The traction (tractive force) exerted on the stiff gastrocnemius muscle is transmitted to the hamstrings, which tilt the pelvis backward. The pelvis acts like a pulley, and the tension induces kyphosis in the lumbar region.


n response to retracted muscle, or an injury or pain, the entire body reorganises itself to achieve a new state of balance so that it can continue to function. The body compensates and it is just as well! Otherwise, the slightest injury would cause our bodies to grind to a complete halt. Thus, to enable us to continue our activities, our body adapts, and does so without even warning us of the minor retractions that progressively occur as a result of micro-injuries, repeated movements, positions maintained over long periods of time, etc. Until the day we experience pain! When the pathological condition manifests itself, it is a sign that the body can no longer compensate sufficiently.
It is for this reason that the pathological condition is sometimes the delayed and indirect effect of a cause that the patient is unable to explain. In that case, it is essential to resist the temptation to treat the symptom in isolation but instead to view it in the context of the body as a whole and work backwards from the symptom to identify the cause. 

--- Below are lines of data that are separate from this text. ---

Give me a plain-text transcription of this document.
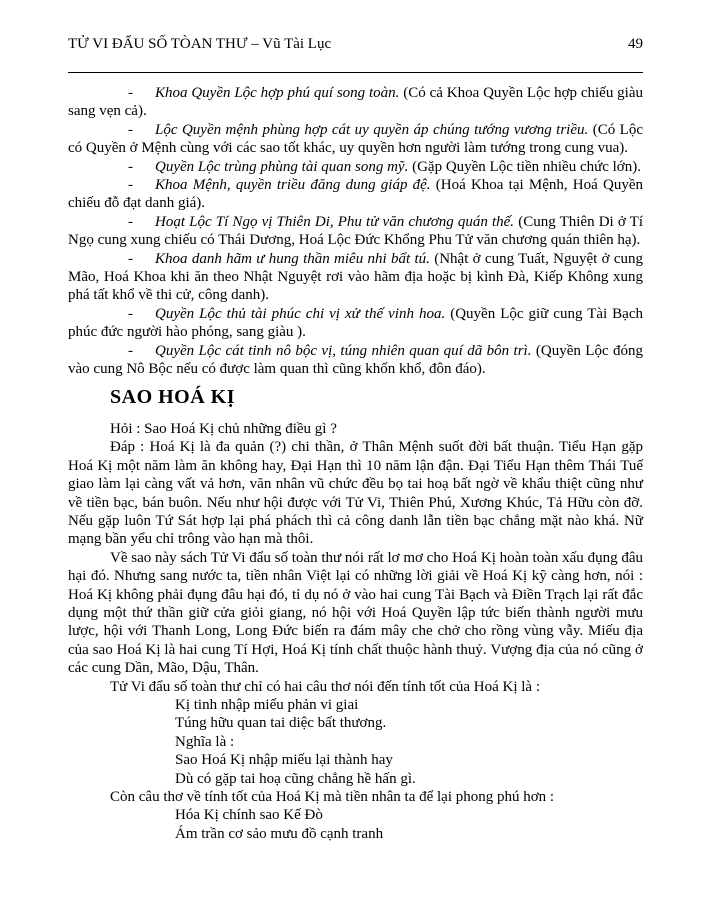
TỬ VI ĐẨU SỐ TÒAN THƯ – Vũ Tài Lục	49

- Khoa Quyền Lộc hợp phú quí song toàn. (Có cả Khoa Quyền Lộc hợp chiếu giàu sang vẹn cả).

- Lộc Quyền mệnh phùng hợp cát uy quyền áp chúng tướng vương triều. (Có Lộc có Quyền ở Mệnh cùng với các sao tốt khác, uy quyền hơn người làm tướng trong cung vua).

- Quyền Lộc trùng phùng tài quan song mỹ. (Gặp Quyền Lộc tiền nhiều chức lớn).

- Khoa Mệnh, quyền triều đăng dung giáp đệ. (Hoá Khoa tại Mệnh, Hoá Quyền chiếu đỗ đạt danh giá).

- Hoạt Lộc Tí Ngọ vị Thiên Di, Phu tử văn chương quán thế. (Cung Thiên Di ở Tí Ngọ cung xung chiếu có Thái Dương, Hoá Lộc Đức Khổng Phu Tử văn chương quán thiên hạ).

- Khoa danh hãm ư hung thần miêu nhi bất tú. (Nhật ở cung Tuất, Nguyệt ở cung Mão, Hoá Khoa khi ăn theo Nhật Nguyệt rơi vào hãm địa hoặc bị kình Đà, Kiếp Không xung phá tất khổ về thi cử, công danh).

- Quyền Lộc thủ tài phúc chi vị xử thế vinh hoa. (Quyền Lộc giữ cung Tài Bạch phúc đức người hào phóng, sang giàu ).

- Quyền Lộc cát tinh nô bộc vị, túng nhiên quan quí dã bôn trì. (Quyền Lộc đóng vào cung Nô Bộc nếu có được làm quan thì cũng khốn khổ, đôn đáo).

SAO HOÁ KỊ

Hỏi : Sao Hoá Kị chủ những điều gì ?

Đáp : Hoá Kị là đa quản (?) chi thần, ở Thân Mệnh suốt đời bất thuận. Tiểu Hạn gặp Hoá Kị một năm làm ăn không hay, Đại Hạn thì 10 năm lận đận. Đại Tiểu Hạn thêm Thái Tuế giao làm lại càng vất vả hơn, văn nhân vũ chức đều bọ tai hoạ bất ngờ về khẩu thiệt cũng như về tiền bạc, bán buôn. Nếu như hội được với Tử Vi, Thiên Phú, Xương Khúc, Tả Hữu còn đỡ. Nếu gặp luôn Tứ Sát hợp lại phá phách thì cả công danh lẫn tiền bạc chẳng mặt nào khá. Nữ mạng bần yểu chỉ trông vào hạn mà thôi.

Về sao này sách Tử Vi đẩu số toàn thư nói rất lơ mơ cho Hoá Kị hoàn toàn xấu đụng đâu hại đó. Nhưng sang nước ta, tiền nhân Việt lại có những lời giải về Hoá Kị kỹ càng hơn, nói : Hoá Kị không phải đụng đâu hại đó, tỉ dụ nó ở vào hai cung Tài Bạch và Điền Trạch lại rất đắc dụng một thứ thần giữ cửa giỏi giang, nó hội với Hoá Quyền lập tức biến thành người mưu lược, hội với Thanh Long, Long Đức biến ra đám mây che chở cho rồng vùng vẫy. Miếu địa của sao Hoá Kị là hai cung Tí Hợi, Hoá Kị tính chất thuộc hành thuỷ. Vượng địa của nó cũng ở các cung Dần, Mão, Dậu, Thân.

Tử Vi đẩu số toàn thư chỉ có hai câu thơ nói đến tính tốt của Hoá Kị là :

Kị tinh nhập miếu phản vi giai
Túng hữu quan tai diệc bất thương.
Nghĩa là :
Sao Hoá Kị nhập miếu lại thành hay
Dù có gặp tai hoạ cũng chẳng hề hấn gì.

Còn câu thơ về tính tốt của Hoá Kị mà tiền nhân ta để lại phong phú hơn :

Hóa Kị chính sao Kế Đò
Ám trần cơ sảo mưu đồ cạnh tranh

With the global approach advocated by the RPG® method the symptom is treated by correcting the muscle retractions that produced it and, in doing so, dealing with the cause.


There are schemas which describe the main neuromuscular ensembles. Formerly referred to as “muscular chains“, these are now more often referred to as “Integrated Neuromuscular Coordination Systems” (INCS, or SICoNeM in French). But each individual compensates differently, and has their own way of adapting to entrenched muscle retractions. Accordingly, when treating the pathological condition, it is essential to take its individual nature into account.

“Just as no two human beings are alike, so too are no two pathological conditions alike. What you need to treat is the patient, not the pathological condition.”

Philippe Souchard


a. Main posterior INCS (SICoNeM), which fulfils the static erect function.

b. Main anterior INCS (SICoNeM), which fulfils the static suspended function.